In our home is a long window through which we enjoy watching the activity of the neighborhood, and especially the antics of small pink-blushed sparrow-like birds who feed in and around our Japanese maple. While glad to welcome these feathered friends, we still miss Franklin, the darling Siamese kitten-turned-cat who lived next door. Franklin was a hoot, high-fiving us with a long body-reach up the window, paws outstretched to meet our tapping fingers on the other side of the glass. He regaled our grands with this cute behavior. And always delighted me when he was in the mood.

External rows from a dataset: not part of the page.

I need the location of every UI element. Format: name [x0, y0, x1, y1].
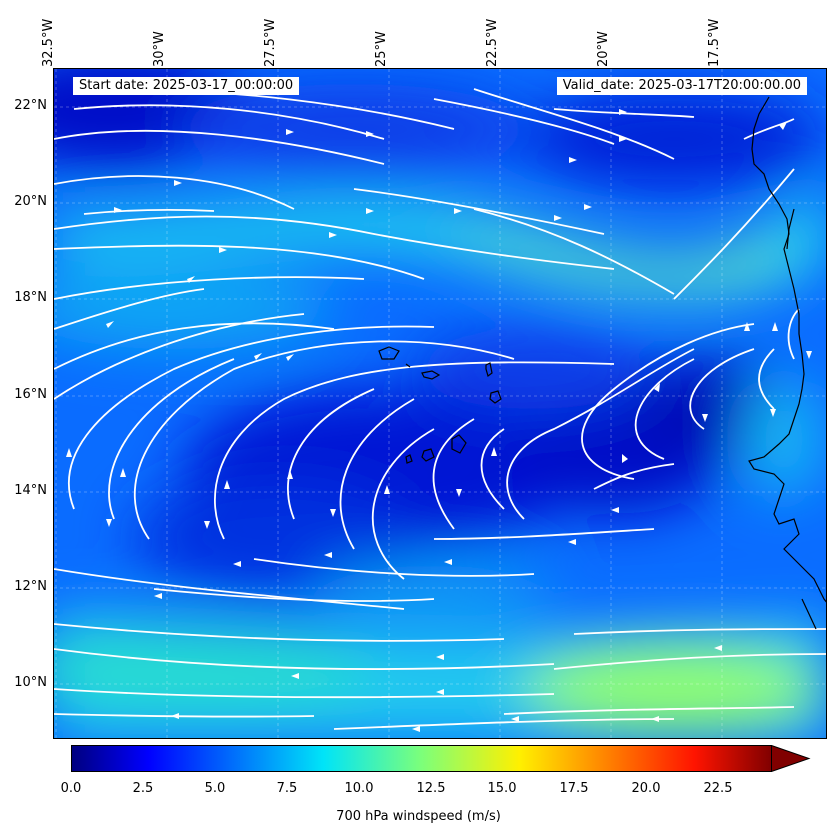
wind-map — [53, 68, 827, 739]
start-date-banner: Start date: 2025-03-17_00:00:00 — [73, 77, 300, 95]
colorbar-tick-22-5: 22.5 — [703, 781, 733, 796]
lon-label-20w: 20°W — [596, 31, 611, 67]
lat-label-14n: 14°N — [14, 483, 47, 498]
colorbar-svg — [71, 744, 811, 773]
colorbar-tick-12-5: 12.5 — [416, 781, 446, 796]
lat-label-18n: 18°N — [14, 290, 47, 305]
colorbar-tick-10: 10.0 — [344, 781, 374, 796]
windspeed-field — [54, 69, 826, 738]
wind-field-svg — [54, 69, 826, 738]
lat-label-20n: 20°N — [14, 194, 47, 209]
lat-label-16n: 16°N — [14, 387, 47, 402]
cape-verde-islands — [378, 346, 502, 464]
colorbar-tick-17-5: 17.5 — [559, 781, 589, 796]
valid-date-banner: Valid_date: 2025-03-17T20:00:00.00 — [556, 77, 807, 95]
colorbar — [71, 744, 811, 773]
lat-label-10n: 10°N — [14, 675, 47, 690]
lat-label-22n: 22°N — [14, 98, 47, 113]
streamline-arrows — [66, 109, 812, 732]
colorbar-tick-0: 0.0 — [60, 781, 82, 796]
lon-label-27-5w: 27.5°W — [263, 18, 278, 67]
colorbar-tick-20: 20.0 — [631, 781, 661, 796]
coastline — [748, 96, 826, 630]
lon-label-17-5w: 17.5°W — [707, 18, 722, 67]
lat-label-12n: 12°N — [14, 579, 47, 594]
lon-label-32-5w: 32.5°W — [41, 18, 56, 67]
colorbar-label: 700 hPa windspeed (m/s) — [336, 809, 501, 824]
colorbar-tick-5: 5.0 — [204, 781, 226, 796]
streamlines — [54, 88, 826, 730]
colorbar-tick-15: 15.0 — [487, 781, 517, 796]
lon-label-22-5w: 22.5°W — [485, 18, 500, 67]
colorbar-tick-2-5: 2.5 — [132, 781, 154, 796]
lon-label-25w: 25°W — [374, 31, 389, 67]
lon-label-30w: 30°W — [152, 31, 167, 67]
colorbar-tick-7-5: 7.5 — [276, 781, 298, 796]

One especially poignant day when I was needing solace, there sat Franklin outside the window. He was not just sitting, he was visiting, as though he needed solace, too. A few weeks before, as hubby and I carried groceries in, Franklin streaked through the back door and headed straight for that window, as though he needed to see our view from the inside looking out. Now this day, he rolled and lazed, snuggled up against the outside glass, eventually resting his chin on the sill, eyes on me as I poured out my thoughts to him. It was kind of like talking to God in cat-fur! He truly seemed to be listening, for a half-hour or so. Sadly, as dear Franklin proved to be full of bird-killing hormones as he grew, our friendly birds had flown away. They rarely visited since Franklin laid claim to the sunny spot near their tree.
Several months after Franklin and his adorable humans had moved on, the birds returned, peacefully flitting about. Only when they saw movement inside the house would they fly off. As my husband rounded the corner to come into the room he started chuckling. As I was unable to see what was so funny, he filled me in . . . one of our tiny bird friends was hopping along the window sill, looking in. Not pecking about, but looking in. Immediately memories of Franklin peering through that window burst upon my mind. Obviously curious if a box or something new was placed into view, he was definitely bewildered with the strange configuration of a shoe. Yes, I will admit to explaining to a cat that it was “just a shoe,” even showing him how it fit on my foot. And yes, he paid attention to the whole litany as though he truly understood. His furrowed brows smoothed out as the explanation was given, cocked head returning to upright position. Yes, I think he understood.
I wonder now as grandchildren, and other critters, peer in that window, who exactly is watching whom? It seems that birds – at least one – are peeking in, too. Maybe one day that bird will stick around and not flee from fear. One never knows . . . it might be fun to chat with a bird!